Reviewing one of the key factors that are causing the impact of tariffs to not be what many were expecting.
All things being equal, given company A in country A, and company B in country B, each producing a product that are substitutes of each other being sold in market A:
1. When the primary difference is price, customers in Market A will go for the cheaper product when all other factors about the product are the same. (I.e. quality, craftsmanship, etc).
2. If company A pays taxes and other cost of existence factors for a business in country A that are greater than what company B pays, Company B is at a competitive advantage. Company B can make the product cheaper.
3. A tariff increases the cost to bring to market the product of company B.
4. When the tariff increases costs for Company B such that they must sell at a high price, and the tariff causes the cost to equal that of company A’s costs, then the market for the product is equalized.
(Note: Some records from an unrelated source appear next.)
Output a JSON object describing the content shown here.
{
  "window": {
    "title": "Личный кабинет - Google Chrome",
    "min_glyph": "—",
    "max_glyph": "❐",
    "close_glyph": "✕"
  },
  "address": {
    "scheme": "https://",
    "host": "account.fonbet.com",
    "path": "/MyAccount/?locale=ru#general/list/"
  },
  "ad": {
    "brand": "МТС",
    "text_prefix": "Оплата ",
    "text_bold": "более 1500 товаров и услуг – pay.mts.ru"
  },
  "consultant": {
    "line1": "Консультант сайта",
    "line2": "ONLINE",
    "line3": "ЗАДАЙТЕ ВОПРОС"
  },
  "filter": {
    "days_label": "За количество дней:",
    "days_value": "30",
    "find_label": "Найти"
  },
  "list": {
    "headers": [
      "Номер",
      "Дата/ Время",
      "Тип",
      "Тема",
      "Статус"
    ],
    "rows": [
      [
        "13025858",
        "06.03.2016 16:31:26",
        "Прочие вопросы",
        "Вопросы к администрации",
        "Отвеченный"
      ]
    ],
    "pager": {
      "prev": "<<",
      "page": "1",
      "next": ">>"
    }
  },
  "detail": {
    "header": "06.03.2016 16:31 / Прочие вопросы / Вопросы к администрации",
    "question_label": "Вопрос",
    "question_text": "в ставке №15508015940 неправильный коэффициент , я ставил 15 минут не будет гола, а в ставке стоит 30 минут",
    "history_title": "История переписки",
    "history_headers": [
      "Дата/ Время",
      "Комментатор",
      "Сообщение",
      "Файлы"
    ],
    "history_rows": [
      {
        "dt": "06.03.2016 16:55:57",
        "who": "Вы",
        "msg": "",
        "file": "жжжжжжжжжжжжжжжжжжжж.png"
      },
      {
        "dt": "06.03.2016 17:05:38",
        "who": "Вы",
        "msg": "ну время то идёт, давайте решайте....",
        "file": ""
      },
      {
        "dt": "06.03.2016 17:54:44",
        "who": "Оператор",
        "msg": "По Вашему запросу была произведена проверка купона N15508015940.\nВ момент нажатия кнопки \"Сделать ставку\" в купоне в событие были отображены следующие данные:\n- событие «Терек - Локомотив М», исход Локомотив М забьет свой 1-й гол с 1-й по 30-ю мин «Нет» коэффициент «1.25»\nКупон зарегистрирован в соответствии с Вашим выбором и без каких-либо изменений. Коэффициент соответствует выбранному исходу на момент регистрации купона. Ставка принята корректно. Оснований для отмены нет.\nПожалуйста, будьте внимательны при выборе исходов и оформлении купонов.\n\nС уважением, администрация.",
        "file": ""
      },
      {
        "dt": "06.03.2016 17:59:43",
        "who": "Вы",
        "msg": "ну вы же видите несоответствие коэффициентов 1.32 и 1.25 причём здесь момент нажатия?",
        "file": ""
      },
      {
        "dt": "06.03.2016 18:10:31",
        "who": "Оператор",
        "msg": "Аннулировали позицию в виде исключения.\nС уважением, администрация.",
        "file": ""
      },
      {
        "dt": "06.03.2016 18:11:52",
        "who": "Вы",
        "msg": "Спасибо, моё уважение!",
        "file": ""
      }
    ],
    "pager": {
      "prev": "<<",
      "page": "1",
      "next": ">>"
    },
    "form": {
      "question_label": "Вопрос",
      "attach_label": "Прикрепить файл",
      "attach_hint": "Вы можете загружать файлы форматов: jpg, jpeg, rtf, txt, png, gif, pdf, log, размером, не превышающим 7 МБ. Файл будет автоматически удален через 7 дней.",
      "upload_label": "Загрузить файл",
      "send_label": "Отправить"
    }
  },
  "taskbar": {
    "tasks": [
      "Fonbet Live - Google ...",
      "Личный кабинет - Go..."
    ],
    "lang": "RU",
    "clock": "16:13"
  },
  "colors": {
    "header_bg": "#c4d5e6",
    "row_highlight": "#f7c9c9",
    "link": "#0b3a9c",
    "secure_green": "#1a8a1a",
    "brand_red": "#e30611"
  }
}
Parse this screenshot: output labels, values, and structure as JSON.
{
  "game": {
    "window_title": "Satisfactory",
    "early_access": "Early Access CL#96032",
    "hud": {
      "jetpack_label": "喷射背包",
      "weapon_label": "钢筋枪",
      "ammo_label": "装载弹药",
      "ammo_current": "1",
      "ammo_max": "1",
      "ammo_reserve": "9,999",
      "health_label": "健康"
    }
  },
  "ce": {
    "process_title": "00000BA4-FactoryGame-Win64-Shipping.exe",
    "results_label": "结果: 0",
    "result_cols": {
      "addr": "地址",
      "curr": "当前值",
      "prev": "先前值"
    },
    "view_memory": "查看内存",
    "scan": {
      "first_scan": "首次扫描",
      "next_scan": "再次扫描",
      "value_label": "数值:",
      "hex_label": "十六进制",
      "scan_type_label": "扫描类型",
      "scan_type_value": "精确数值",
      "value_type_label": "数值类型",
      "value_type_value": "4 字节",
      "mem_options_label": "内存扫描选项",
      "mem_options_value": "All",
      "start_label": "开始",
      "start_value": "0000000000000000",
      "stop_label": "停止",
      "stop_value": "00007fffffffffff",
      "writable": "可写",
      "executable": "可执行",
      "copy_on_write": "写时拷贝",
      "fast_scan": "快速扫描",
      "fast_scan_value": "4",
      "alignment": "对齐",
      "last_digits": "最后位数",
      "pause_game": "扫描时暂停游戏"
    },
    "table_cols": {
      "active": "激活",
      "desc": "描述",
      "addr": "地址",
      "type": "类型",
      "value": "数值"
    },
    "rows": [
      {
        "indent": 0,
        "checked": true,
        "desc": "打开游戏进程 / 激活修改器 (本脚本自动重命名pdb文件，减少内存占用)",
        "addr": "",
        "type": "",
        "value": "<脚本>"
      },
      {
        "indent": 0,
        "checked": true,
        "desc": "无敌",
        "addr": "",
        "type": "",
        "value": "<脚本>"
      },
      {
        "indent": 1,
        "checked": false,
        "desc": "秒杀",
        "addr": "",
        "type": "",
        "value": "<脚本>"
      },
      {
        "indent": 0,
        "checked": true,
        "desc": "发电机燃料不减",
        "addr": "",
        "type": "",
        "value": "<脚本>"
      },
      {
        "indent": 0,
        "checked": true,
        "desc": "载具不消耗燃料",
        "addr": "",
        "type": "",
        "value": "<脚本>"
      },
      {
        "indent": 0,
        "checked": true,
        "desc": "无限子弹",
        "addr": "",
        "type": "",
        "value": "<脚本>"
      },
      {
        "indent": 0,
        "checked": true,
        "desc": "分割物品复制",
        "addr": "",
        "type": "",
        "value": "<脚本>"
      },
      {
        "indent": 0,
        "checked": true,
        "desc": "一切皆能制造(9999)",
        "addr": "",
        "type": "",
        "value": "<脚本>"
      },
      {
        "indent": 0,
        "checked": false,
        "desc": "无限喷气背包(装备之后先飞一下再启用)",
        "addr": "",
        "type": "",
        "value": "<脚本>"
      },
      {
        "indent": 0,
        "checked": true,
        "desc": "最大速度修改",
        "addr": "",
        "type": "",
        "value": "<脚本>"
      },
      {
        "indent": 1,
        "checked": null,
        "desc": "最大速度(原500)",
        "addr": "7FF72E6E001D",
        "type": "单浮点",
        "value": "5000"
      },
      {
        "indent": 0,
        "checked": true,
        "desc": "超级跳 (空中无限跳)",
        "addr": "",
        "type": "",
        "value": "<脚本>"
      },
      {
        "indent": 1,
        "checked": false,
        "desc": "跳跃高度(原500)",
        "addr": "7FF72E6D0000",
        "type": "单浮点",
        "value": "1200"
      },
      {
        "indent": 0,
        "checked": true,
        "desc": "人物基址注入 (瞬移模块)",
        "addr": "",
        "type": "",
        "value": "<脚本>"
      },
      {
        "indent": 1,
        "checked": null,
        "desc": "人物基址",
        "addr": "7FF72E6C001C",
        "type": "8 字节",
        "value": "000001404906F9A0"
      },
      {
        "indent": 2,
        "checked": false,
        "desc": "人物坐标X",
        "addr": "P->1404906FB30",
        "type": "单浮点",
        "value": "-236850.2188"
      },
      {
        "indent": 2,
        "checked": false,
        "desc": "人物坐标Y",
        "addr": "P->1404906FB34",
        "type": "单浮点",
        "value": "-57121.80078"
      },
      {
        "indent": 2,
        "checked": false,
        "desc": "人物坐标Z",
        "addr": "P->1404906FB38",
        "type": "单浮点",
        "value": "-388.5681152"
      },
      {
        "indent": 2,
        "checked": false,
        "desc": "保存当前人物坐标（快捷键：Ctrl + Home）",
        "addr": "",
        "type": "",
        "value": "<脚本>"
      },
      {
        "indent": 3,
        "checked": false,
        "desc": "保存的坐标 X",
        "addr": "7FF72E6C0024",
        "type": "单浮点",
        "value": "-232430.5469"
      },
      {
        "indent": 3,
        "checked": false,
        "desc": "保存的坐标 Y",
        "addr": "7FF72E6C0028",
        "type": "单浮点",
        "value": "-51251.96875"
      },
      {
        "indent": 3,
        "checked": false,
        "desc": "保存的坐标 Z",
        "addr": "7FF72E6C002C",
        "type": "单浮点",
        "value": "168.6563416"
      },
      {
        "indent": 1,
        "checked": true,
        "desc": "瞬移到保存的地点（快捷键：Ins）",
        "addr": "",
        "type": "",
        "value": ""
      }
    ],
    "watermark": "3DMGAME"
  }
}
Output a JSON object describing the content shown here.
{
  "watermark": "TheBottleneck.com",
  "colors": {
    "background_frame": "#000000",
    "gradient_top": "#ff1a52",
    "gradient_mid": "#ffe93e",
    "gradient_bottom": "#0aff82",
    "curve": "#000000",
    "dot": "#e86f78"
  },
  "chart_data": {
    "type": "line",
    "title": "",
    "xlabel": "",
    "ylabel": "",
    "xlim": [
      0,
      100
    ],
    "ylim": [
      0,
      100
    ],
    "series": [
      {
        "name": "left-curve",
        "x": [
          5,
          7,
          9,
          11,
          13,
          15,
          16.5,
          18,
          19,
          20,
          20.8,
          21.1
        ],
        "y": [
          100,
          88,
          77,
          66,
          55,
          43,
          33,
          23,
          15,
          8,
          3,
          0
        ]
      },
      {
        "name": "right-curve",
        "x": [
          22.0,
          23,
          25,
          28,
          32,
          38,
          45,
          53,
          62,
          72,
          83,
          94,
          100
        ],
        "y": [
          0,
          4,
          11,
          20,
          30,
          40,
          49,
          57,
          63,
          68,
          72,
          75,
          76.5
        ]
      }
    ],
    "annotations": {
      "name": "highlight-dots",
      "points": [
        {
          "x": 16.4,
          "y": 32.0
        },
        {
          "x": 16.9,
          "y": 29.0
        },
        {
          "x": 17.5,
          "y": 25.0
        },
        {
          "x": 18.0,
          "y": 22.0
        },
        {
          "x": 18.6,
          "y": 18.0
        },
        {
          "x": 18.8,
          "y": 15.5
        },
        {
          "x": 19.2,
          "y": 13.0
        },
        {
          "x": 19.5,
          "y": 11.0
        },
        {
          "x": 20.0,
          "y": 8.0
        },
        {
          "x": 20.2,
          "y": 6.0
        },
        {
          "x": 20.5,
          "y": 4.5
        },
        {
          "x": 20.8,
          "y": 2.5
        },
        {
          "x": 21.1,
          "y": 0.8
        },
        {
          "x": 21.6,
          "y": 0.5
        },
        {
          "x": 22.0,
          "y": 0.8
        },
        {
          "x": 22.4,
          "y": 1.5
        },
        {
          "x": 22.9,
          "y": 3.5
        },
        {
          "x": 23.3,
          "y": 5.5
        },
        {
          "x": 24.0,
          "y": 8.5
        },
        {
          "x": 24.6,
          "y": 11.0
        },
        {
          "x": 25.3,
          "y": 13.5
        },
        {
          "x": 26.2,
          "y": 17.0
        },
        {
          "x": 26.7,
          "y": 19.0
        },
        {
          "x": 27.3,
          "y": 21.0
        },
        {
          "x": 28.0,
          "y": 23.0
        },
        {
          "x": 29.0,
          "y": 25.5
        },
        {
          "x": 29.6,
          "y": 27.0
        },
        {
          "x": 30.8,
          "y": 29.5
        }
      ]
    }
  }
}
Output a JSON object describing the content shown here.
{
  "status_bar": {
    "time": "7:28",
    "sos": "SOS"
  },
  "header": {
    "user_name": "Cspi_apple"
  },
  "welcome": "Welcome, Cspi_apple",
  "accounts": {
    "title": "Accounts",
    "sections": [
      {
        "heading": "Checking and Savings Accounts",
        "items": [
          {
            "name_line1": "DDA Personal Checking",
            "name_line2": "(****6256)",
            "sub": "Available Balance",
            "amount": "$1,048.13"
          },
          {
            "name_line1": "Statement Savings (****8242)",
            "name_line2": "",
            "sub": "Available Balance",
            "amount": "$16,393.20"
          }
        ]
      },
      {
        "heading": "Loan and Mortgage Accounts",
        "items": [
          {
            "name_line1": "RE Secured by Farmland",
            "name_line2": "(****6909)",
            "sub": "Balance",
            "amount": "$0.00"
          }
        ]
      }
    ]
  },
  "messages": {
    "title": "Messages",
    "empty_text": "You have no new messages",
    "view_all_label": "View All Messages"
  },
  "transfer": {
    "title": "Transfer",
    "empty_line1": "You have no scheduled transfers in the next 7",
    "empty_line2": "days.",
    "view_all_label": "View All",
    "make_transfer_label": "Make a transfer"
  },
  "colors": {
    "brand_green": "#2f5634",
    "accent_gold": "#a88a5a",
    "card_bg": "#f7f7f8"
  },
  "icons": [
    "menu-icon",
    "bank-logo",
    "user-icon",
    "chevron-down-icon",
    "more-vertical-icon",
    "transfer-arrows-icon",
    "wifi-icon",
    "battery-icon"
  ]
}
5. Therefore, the price for the product from company B is now equal to that of Company A. So other competitive factors come into play for the customer in market A than price (i.e. quality, brand loyalty, etc)
6. Inflation, being the increase in price for goods based on change in the value of currency, being expanded to include increases in price due to cost increases: inflation will be affected by tariffs when they increase the cost to bring to market such that it is greater than the cost of existence of company A, allowing company A to increase prices for larger profitability while remaining competitive.